The Reflection Evaluation for Learners' Enhanced Competencies Tool (REFLECT), a new rubric for evaluating medical students' levels of reflection and the development of those levels within RW pedagogy, is an innovative approach to assessing reflection that includes multiple fundamental domains of reflection. In this report, we describe the development of the rubric, present reliability and validity data, and discuss the rubric's application and potential use for enhancing the educational effects of reflective narratives in medical education.
Method and Results
Preliminary stage: Literature and model review
The development of the REFLECT rubric began in early 2008 with a comprehensive analysis of the literature, including theoretical models of reflection, RW pedagogy, elements of reflective practice, and existing assessment modalities in health professions education. By October 2008, we concluded literature searches in the PubMed database for relevant articles for the years 1995 to 2008 using key words such as “reflection,” “reflective practice,” reflective writing,” “reflection in medicine,” “reflection in medical education,” and “reflection in health professions education.” We then conducted ongoing subsequent literature searches until late 2010 (to inform the writing of this article) with “reflection,” “reflective writing,” and “reflection assessment” used as key words, though articles from 2008 to 2010 were not included in the literature review for the development of REFLECT.

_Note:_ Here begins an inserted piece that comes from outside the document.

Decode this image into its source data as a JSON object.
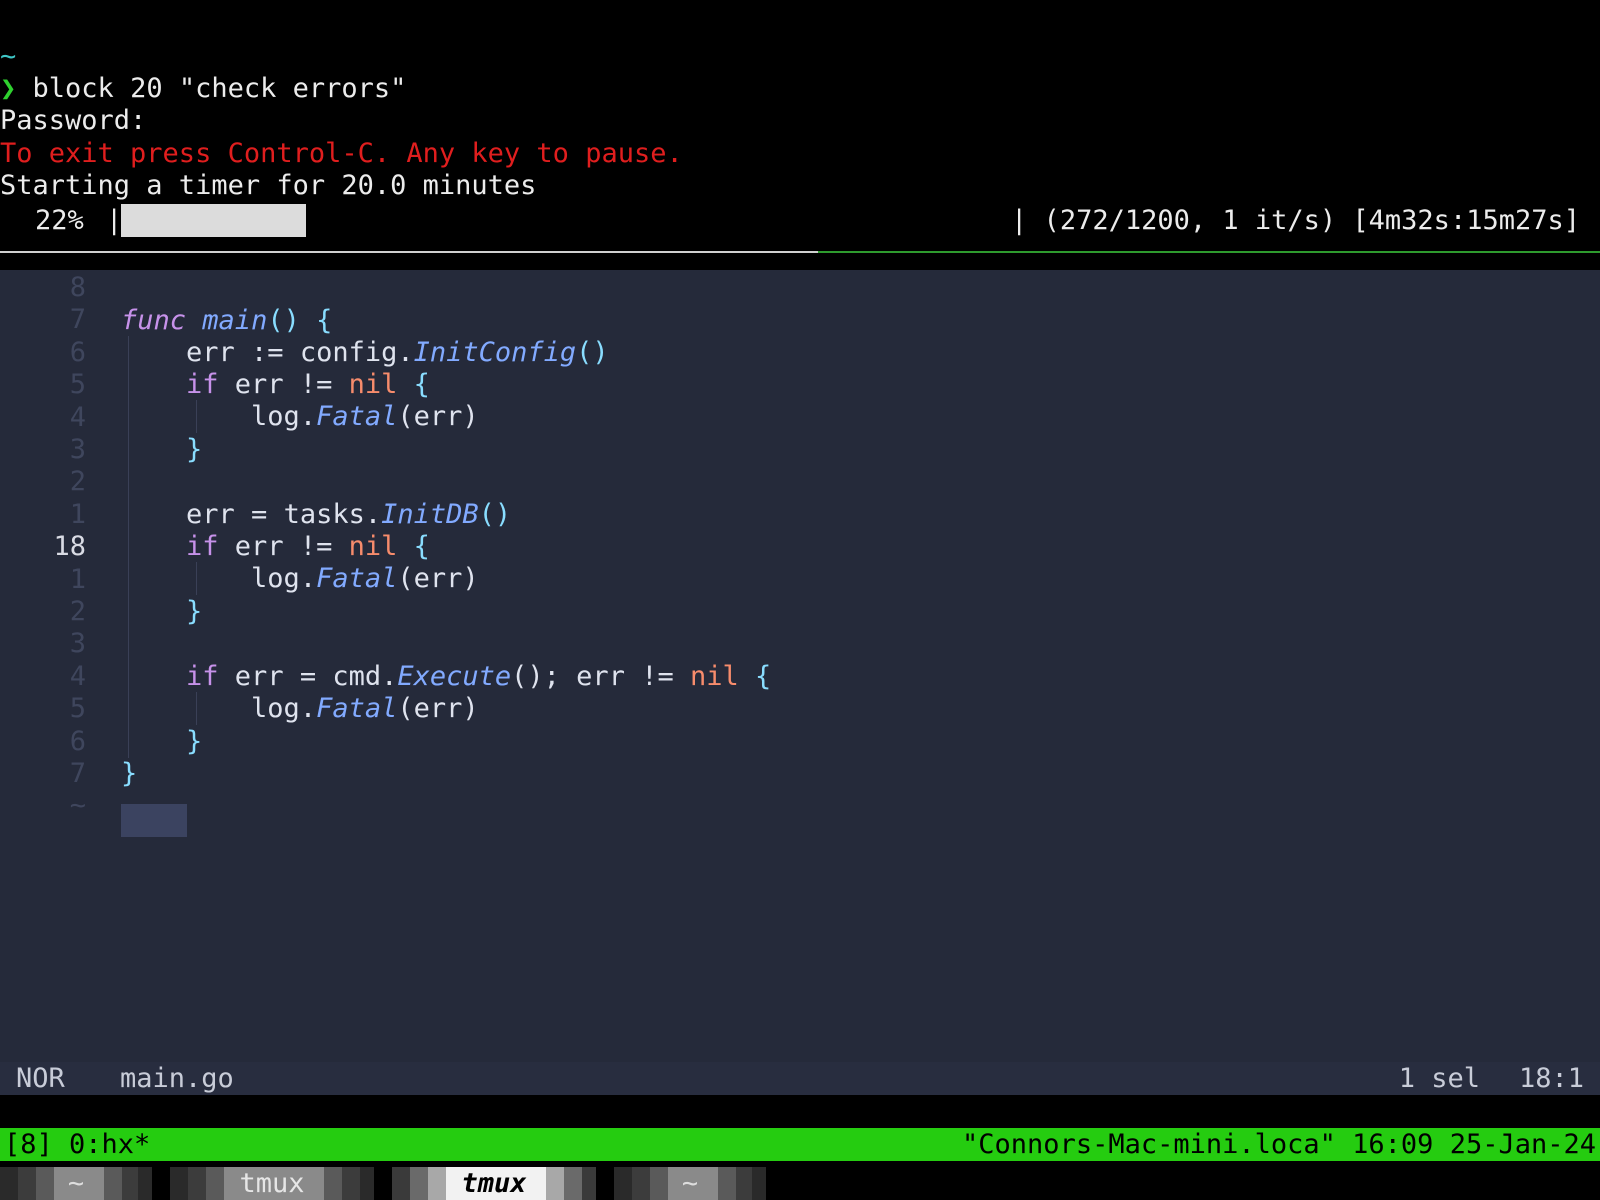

We then used snowball technique to extend the literature search from retrieved articles to other relevant sources. The snowball technique for sampling is a method whereby existing study participants suggest, recruit, or assist in recruiting future subjects from among their acquaintances or contacts.55 In this case, it refers to careful review of the bibliographies of articles found from database searches to detect other relevant articles that may have been otherwise missed. From our review of the literature, we identified four existing modalities of reflection assessment: (1) scales (“paper and pencil” forms with responses scored by respondents), (2) thematic coding (qualitative analysis that codes themes in the narratives), (3) qualitative analysis (more elaborate qualitative analysis moving beyond themes into models), and (4) analytical instructional rubrics (theory-based delineation of dimensions or levels of an assessed construct).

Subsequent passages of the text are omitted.